И тут же все было забыто.

— Я голодна как собака, — сказала Хелла, и Андреас тотчас тоже ощутил голод, и волна счастья вновь захлестнула его — никогда еще не был он так голоден. В азарте сновали они по пляжу, собирая деревяшки, выброшенные на берег, и на открытом месте над скатом соорудили очаг, и Андреас еще слазил в чащобу за ветками и хворостом. Но тут на него снова накатил страх, потому что Хелла вдруг пропала куда-то, он звал и звал ее, но она не откликалась, а когда наконец воротилась назад, то несла в подоле груду выпачканных в земле картошек, которые накопала в огороде у лесника. Опять воровство! — он стоял, бессильно уронив руки, и смотрел, как она раскладывает костер и мастерит треножник из ивовых сучьев.

— Скорей воду неси, — сказала она, и он помчался прочь от своего страха; он мчался и несся с откоса к морю за водой, а после они лежали ничком в траве и все дули и дули в костер, пока совсем не ослепли и чуть не задохнулись от дыма. Вдруг кверху взметнулось ясное, стройное пламя. Скрестив по-турецки ноги, они молча сидели у костра, прислушиваясь к треску огня и глядя, как полыхает пламя, и Андреас вновь унесся куда-то в мечтах: вот он, костер, огонь в сердце мира, и все это в первый раз, но при том словно было всегда — будто они всегда сидели вдвоем у опушки над склоном, глядя в огонь, вдыхая запах смолы, а вокруг догорал день, с каждым мигом сникая, и чем ближе к вечеру, тем больше светился золотом; и желтые склоны в дальней дали тоже вздымались, как пламя, и дыханием пламени веяло в траве, и руки огня летели над плотной чащей кустов, и сияли в самом сердце пожара белые волосы и красное платье Хеллы.
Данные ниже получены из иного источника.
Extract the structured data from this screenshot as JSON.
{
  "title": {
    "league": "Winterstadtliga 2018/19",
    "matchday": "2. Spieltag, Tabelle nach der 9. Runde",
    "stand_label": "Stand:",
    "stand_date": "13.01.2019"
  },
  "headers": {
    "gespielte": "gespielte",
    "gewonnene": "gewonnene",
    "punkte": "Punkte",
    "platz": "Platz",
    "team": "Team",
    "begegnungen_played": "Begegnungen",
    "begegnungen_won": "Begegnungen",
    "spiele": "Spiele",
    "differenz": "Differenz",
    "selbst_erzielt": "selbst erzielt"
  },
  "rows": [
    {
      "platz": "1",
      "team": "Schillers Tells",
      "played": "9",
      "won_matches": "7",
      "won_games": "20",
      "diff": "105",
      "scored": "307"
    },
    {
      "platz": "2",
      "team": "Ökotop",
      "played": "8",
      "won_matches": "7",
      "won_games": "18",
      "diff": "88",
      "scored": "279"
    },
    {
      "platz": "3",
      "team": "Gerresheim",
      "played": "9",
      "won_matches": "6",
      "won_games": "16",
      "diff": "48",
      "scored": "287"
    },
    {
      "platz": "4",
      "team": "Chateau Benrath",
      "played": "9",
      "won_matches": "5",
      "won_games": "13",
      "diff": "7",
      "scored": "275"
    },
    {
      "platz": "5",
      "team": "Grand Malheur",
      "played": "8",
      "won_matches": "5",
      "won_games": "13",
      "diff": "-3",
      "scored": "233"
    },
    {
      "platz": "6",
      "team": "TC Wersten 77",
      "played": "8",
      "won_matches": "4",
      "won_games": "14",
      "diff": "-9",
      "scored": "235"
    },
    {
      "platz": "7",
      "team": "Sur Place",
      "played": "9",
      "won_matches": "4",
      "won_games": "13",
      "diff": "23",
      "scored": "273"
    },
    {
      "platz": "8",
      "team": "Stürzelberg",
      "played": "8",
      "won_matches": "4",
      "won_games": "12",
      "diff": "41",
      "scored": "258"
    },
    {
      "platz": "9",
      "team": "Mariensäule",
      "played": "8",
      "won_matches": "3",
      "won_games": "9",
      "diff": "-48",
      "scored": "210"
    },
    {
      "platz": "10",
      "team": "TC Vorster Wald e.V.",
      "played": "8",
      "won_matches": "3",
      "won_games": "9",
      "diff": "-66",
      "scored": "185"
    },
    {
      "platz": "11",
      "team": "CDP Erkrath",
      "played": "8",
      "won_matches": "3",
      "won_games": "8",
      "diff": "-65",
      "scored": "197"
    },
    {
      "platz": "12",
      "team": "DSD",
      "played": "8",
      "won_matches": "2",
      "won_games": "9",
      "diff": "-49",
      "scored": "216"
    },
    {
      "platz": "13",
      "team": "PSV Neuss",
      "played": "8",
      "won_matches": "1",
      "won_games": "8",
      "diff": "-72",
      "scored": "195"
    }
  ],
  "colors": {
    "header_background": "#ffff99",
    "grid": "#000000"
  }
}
— Хелла, — сказал он, и она спросила:

— Чего тебе?

Но всего было слишком много, было все сразу, он только и мог твердить: «Хелла! Хелла!», и она одарила его беглой улыбкой, а руки ее мелькали, подбрасывали в огонь хворост, колдовали над котелком, который висел на треножнике и посылал ей прямо в лицо облака пара, так что ей то и дело приходилось откидывать волосы со лба.